Director Christine Schuyler says vaccinations will then be available to skilled nursing facilities and those who are at higher risk of contracting the virus.
“They will be direct recipients of that vaccine,” said Schuyler. “All of our hospitals in our county are great partners, and have said that they will assist us with vaccinating the general population in order of the priority population, so they’re not just going to get that vaccine and keep it only for their staff and their patients; but they are willing to help us get the vaccine out to the population.”
UPMC leaders say they will be receiving both the Pfizer and Moderna vaccines, with the first doses expected to arrive in the next few weeks.
Infection Prevention and Hospital Epidemiology Medical Director Dr. Graham Snyder believes vaccinations will get underway sometime in late January.
“Right now, we are working very hard on allocating the vaccine that we’re getting for healthcare workers and I think that’s going to be the next one to two months’ work at least,” said Dr.
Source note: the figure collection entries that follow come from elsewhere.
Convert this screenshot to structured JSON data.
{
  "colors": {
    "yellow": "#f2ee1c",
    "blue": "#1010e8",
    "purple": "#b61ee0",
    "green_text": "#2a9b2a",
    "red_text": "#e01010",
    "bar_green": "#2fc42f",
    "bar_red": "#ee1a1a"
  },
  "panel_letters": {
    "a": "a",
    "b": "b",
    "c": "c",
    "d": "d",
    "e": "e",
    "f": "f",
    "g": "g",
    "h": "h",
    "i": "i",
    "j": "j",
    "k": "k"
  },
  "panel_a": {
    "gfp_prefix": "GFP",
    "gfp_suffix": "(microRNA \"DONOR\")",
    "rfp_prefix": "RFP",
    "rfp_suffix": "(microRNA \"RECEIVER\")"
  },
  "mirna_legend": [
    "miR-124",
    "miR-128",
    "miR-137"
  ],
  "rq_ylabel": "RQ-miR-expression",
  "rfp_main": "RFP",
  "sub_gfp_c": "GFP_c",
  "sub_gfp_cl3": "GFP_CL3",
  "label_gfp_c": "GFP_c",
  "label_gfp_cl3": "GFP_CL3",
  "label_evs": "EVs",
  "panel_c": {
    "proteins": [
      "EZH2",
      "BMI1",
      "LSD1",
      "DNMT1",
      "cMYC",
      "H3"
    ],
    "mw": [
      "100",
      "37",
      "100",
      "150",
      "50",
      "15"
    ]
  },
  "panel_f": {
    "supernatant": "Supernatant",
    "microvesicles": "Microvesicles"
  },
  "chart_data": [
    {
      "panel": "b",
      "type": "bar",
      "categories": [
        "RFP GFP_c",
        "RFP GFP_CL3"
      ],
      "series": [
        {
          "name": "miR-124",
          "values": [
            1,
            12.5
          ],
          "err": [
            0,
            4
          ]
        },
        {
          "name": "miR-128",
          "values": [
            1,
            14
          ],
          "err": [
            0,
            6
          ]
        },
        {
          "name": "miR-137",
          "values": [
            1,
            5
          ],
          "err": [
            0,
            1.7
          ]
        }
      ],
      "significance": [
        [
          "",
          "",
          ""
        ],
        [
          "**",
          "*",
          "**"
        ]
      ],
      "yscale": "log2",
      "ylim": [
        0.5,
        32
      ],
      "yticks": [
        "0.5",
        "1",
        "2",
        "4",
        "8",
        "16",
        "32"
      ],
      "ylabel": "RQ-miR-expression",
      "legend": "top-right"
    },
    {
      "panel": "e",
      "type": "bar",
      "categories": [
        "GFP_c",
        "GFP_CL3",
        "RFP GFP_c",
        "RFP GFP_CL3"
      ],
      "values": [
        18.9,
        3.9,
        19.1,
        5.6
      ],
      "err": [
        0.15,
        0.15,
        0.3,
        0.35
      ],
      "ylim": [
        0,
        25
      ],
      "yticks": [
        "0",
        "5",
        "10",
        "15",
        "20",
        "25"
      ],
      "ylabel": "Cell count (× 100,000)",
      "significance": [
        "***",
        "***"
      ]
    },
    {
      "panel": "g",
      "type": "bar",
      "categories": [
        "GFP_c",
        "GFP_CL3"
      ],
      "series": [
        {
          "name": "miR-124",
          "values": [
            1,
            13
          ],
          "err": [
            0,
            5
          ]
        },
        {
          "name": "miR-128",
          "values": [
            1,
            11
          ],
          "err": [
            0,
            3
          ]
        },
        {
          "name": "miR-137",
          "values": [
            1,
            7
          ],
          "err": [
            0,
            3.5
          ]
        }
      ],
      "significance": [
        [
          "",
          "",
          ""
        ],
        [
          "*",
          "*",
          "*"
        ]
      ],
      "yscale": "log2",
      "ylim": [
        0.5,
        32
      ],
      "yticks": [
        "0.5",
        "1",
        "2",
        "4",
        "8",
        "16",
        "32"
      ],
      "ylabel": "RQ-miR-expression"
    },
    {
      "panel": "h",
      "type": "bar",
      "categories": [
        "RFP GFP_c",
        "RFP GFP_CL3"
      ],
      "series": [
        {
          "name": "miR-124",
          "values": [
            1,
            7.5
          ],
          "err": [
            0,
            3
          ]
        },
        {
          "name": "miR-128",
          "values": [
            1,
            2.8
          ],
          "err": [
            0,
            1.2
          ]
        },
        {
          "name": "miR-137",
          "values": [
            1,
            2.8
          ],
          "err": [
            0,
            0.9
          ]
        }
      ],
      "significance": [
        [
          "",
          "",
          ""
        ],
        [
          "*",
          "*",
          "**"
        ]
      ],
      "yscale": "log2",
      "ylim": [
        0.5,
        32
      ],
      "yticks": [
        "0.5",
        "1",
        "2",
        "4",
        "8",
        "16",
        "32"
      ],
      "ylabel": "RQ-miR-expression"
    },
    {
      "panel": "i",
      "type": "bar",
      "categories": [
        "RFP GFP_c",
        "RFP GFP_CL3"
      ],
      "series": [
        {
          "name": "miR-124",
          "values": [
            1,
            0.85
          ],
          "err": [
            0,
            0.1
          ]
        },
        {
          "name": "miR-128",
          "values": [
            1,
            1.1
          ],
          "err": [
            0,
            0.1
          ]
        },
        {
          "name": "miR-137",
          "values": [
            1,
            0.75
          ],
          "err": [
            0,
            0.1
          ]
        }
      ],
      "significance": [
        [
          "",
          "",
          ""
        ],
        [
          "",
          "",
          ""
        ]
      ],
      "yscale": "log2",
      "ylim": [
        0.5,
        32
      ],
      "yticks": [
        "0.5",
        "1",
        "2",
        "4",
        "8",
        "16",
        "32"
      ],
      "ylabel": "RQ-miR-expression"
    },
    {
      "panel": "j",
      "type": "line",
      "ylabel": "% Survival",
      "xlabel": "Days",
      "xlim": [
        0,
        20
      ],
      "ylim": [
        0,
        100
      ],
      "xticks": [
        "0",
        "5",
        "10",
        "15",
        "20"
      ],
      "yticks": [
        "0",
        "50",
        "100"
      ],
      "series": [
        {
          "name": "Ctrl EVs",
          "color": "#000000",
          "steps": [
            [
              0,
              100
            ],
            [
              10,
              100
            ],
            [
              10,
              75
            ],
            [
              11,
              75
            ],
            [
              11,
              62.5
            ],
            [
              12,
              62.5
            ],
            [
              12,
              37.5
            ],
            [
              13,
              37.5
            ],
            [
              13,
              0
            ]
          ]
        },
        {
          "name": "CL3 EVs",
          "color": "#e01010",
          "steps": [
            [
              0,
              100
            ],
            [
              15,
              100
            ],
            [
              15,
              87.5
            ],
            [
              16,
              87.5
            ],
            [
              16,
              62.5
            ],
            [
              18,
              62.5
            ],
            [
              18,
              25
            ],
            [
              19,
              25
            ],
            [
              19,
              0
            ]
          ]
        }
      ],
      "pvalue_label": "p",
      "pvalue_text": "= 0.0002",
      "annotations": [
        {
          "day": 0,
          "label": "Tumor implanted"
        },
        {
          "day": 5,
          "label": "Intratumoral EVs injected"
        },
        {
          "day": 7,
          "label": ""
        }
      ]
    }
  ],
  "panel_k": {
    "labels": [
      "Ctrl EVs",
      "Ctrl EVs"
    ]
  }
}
Snyder. “We will build as we understand allocations (are) coming to us, preparations to administer vaccine to the community as well, when that time comes.”
Vaccine or not, Schuyler says there is still a long road ahead in order to return to life as “normal.”
“We need to vaccinate a substantial portion of the population in order to reach what we call ‘herd immunity’ so we can be confident that the infection is not going to continue to spread throughout our community,” explains Schuyler. “Until that happens, we’re still going to have to follow the precautions with masking, and social distancing, and washing hands.”
Schuyler hopes by next summer life will return to some sort of ‘normal’ with businesses reopening and the community physically coming together again.
She says educating the public about the vaccine will also need to take place before some people feel comfortable in taking it.
Both AstraZeneca and Pfizer’s COVID-19 vaccines have proved to be effective against the virus. The two injections are now waiting on FDA approval to begin distribution.
So far, the most common adverse reactions to Pfizer’s vaccine is fatigue, headache, muscle pain, chills, joint pain and fever, with a proposed dosing regimen of two doses 21 days apart.